There are so many people working in a toxic environment but choose to do nothing
about it – either out of fear, hopelessness or just not knowing any better. Most Kenyan employees remain grossly uninformed about labour rights and their individual rights. A toxic work environment will eventually take a toll on you either physically or mentally. Your confidence, self-esteem, self-worth and purpose of living may be greatly affected, leading to depression and suicidal thoughts.
Many Kenyans however, choose to stay because they have no other means of putting food on the table, especially since most are breadwinners. The tough economic times have made people even more scared of moving to another workplace because people are losing their jobs left, right and center.
Just how toxic can it get? So toxic! In fact former Kiss presenter Adelle Onyango revealed in one of her podcast episodes that she quit her job because of a toxic work environment.
So what can you do?
Ask for a transfer to a different branch
Some companies have many different branches within the capital city and in faraway towns and cities. Decide which one is best for you and file for a transfer. The best way to dealing with toxic environments is to distance yourself from the people causing the distress.

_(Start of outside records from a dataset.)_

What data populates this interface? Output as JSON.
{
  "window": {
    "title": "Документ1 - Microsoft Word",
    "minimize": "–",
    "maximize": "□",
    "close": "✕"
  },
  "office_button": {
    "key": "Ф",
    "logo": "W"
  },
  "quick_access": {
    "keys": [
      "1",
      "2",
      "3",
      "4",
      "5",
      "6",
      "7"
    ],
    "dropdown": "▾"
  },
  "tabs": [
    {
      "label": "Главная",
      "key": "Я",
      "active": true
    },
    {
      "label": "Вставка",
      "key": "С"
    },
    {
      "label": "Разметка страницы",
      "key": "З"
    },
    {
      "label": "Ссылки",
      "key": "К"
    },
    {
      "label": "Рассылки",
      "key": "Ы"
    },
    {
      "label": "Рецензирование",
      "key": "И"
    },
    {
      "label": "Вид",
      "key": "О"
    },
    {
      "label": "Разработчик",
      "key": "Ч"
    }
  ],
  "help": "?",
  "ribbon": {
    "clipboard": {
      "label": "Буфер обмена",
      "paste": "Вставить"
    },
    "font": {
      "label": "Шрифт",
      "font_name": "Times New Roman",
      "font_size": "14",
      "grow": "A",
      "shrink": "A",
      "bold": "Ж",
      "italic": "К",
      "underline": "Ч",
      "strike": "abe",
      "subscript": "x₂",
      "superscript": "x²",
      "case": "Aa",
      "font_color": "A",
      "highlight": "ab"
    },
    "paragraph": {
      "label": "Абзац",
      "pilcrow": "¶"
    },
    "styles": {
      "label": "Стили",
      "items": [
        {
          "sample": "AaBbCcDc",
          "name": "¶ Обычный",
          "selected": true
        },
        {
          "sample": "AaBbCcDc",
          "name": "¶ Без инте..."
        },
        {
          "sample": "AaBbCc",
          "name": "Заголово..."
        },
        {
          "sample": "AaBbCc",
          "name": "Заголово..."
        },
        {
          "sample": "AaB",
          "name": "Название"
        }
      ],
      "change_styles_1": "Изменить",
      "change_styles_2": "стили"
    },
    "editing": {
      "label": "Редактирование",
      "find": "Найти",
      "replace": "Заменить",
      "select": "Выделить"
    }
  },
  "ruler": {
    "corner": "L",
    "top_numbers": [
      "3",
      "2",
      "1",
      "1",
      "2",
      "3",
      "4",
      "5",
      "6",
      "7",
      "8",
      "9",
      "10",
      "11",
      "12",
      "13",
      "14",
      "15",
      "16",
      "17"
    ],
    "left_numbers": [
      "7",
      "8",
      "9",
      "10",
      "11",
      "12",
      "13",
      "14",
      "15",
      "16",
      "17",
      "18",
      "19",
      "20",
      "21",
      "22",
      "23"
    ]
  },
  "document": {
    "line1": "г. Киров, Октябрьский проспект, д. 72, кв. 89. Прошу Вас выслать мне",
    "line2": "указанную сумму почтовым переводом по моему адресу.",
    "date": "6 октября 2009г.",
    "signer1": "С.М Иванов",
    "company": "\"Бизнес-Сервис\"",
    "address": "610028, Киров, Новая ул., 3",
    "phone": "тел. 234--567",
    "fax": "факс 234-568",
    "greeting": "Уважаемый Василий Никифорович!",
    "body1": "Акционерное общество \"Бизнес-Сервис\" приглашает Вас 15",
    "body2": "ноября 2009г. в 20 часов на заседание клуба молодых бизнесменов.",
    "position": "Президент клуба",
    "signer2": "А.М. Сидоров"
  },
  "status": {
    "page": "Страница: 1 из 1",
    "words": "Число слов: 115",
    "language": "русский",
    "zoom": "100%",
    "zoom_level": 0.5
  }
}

Avoid or ignore the people giving you a hard time
If possible, avoid the people harassing you. Minimize conversations or just stop talking to them completely. You don’t have to talk to them if you don’t want to. They may eventually leave you alone if you persistently keep quiet.
You can also do this by changing seating arrangements and going to the furthest desk possible or just swapping places with someone else. If you’re fortunate enough to work in a place where there are no specific assigned desks or seating areas, just make the swap.
Talk to management
This is especially important if people have threatened your life or keep harassing you physically or verbally. You may be reluctant to do so out of fear of not looking like a team player and losing your job, but chances are they harass other people too. You can get the backing of employees who have faced a similar fate in their hands. The toxic co-workers can be suspended, given a warning or fired.
This is the last option when you know there’s no other way this can be solved. The trick is to start applying for jobs elsewhere and go for interviews. When you are sure you have a slot in another company, write a resignation letter and leave the company. If it is too toxic to wait until you get another job, just quit then.